Pierce, R. B. (2010). Long-term evaluations of length limit regulations for northern pike in Minnesota. North American Journal of Fisheries Management, 30(2), 412-432.
Tiainen, J. M., Olin, M. J., Lehtonen, H. V. T., Nyberg, K. B., & Ruuhijärvi, J. (2017). The capability of harvestable slot-length limit regulation in conserving large and old northern pike (Esox lucius). Boreal Environment Research.
5.7 There is strong scientific support for setting a maximum harvest size but insufficient information to specify the precise limit.
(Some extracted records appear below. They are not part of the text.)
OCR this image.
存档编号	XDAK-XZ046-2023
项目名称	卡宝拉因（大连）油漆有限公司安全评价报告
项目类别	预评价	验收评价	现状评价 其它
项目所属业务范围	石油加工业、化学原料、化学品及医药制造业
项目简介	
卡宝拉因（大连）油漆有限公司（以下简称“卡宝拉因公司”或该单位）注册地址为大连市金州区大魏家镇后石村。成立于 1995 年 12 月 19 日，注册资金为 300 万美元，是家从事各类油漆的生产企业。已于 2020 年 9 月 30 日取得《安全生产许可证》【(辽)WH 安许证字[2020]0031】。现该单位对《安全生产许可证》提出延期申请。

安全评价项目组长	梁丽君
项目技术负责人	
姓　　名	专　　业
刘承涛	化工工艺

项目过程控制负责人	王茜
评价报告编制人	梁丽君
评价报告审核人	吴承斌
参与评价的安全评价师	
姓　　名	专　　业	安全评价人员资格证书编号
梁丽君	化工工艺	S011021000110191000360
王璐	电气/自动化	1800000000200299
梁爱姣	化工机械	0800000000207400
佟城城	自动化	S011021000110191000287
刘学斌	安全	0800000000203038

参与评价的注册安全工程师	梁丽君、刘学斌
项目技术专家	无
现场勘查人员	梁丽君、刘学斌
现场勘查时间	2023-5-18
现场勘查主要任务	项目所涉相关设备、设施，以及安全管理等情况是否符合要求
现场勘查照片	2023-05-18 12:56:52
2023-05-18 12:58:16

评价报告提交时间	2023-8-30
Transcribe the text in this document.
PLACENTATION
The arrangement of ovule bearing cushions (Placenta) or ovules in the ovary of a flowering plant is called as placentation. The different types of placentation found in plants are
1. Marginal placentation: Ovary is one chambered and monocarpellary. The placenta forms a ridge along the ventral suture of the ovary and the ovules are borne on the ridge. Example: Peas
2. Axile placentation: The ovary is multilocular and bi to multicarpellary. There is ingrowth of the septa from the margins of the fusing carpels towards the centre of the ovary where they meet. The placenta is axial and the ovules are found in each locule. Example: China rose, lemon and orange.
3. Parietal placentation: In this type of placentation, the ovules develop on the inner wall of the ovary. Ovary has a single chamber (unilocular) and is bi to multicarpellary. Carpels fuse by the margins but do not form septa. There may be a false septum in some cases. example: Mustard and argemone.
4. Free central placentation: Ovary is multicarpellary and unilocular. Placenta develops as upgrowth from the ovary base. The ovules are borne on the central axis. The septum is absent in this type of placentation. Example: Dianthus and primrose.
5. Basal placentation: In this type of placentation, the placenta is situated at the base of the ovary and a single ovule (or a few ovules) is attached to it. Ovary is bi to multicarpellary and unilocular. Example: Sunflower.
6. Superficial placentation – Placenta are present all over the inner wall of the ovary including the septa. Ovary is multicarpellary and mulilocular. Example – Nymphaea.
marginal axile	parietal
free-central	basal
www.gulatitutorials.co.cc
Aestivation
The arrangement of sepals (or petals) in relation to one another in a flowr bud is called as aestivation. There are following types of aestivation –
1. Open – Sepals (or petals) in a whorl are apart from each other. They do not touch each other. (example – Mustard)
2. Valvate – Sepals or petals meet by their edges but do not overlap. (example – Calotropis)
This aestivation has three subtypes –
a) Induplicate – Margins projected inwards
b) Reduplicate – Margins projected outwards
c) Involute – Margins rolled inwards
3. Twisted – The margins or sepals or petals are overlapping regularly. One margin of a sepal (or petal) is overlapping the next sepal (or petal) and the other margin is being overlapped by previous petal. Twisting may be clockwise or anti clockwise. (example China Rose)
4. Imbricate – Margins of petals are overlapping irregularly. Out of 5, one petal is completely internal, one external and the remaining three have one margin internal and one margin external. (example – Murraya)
5.8 We propose that any pike of more than 60 cm in length must be released.
5.9 The value of a bag limit depends on the productive capacity of a water for pike and angling pressure. Furthermore, if there is strong density dependence, then it may be advantageous to remove small pike, up to a point, to stimulate increased growth in those remaining. We acknowledge, however, that there is little information available on the density dependence of pike stocks in any Scottish fisheries and therefore propose that a precautionary approach - a one fish bag limit - is appropriate.
5.10 We propose that a general bag limit of one pike, of maximum 60 cm in length, per person per day to prevent the depletion of stocks by excessive removals or commercial exploitation.
5.11 Although no systematic research has been possible, there is a large body of anecdotal evidence indicating that taking pike for the table in substantial numbers has become increasingly common across Scotland in the last fifteen years or so. Sport anglers' catches – especially of larger fish - from many formerly productive waters across the country are widely reported to have fallen significantly. In the worst instances illegal methods are being used, but more common are the reports of groups of anglers fishing intensively for the table and taking all the pike they can catch either for personal consumption or sale.
5.12 We propose that no person can sell, offer or expose for sale any pike that has been taken by rod and line.
Question 1 – Do you agree that any pike of more than 60 cm in length must be released? Please add any evidence you have in support of your position.
Question 2 – Do you agree that there should be a general bag limit of one pike, of maximum 60 cm in length, per person per day? Please add any evidence you have in support of your position.
Question 3 – Do you agree that no person should be able to sell, offer or expose for sale any pike that has been taken by rod and line? Please add any evidence you have in support of your position.